Regain your head intervention #2:

Want a longer, more upright neck? Jill Miller of Yoga Tune Up® shows you how to lengthen the tissue on the front of your neck, mainly the platysma and scalenes muscles, which, when shortened,  are a large part of why people turn into vultures. Go slow and use broad touch with this. Imagine you are trying to slowly and gently warm up and stretch a piece of dense taffy. Rubber band snapping sensations are no good. 

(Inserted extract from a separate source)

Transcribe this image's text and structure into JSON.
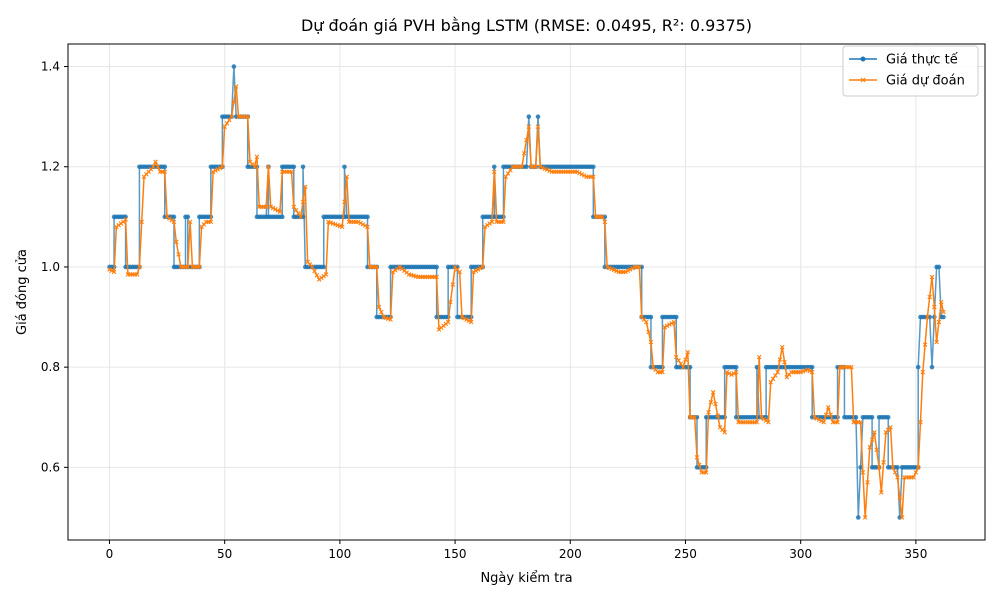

Regain your head intervention #3: 

Kelly Starrett of Mobility WOD has got you covered for addressing positioning when using your phone and computer. Check it out in his post, Death by Texting. And please heed his warning when he says that he's not asking you to stick your chest out when you externally rotate your arms. Don't shove your chest forward with this! That will only agitate your neck over the long term. 

Lastly, why not cap this all off with a laugh by checking out The Oatmeal's comic on The Evolution of our Spines and Speech. Hilarious perfection. 

Go forth and use your gadgets without hating on your neck!

*Important footnote: The diagnosis of a disc herniation is, in my opinion, a hugely simplified view of what’s going on when people experience back pain. Beyond it being simply my opinion, data shows  that pain frequently does not correlate with what is going on with the discs. Often times when a thing can be easily measured, as in, “Look! There it is on the MRI!” people get told it is the whole story. But nothing in our bodies exists in isolation, so there is always a myriad of other things going on with the muscles, fascia, nerves, etc. So for the purpose of this blog I am using the simplified “disc herniation” issue to illustrate specific locations in your body clearly. It’s also handy because many people know what I mean via the diagnoses they have been given. But please know that it’s not just your discs I’m referring to here, and when you have a musculoskeletal/fascial issue it’s never just one thing. We just happen to live in a culture that loves a good bullet point. But bodies are not bullet points.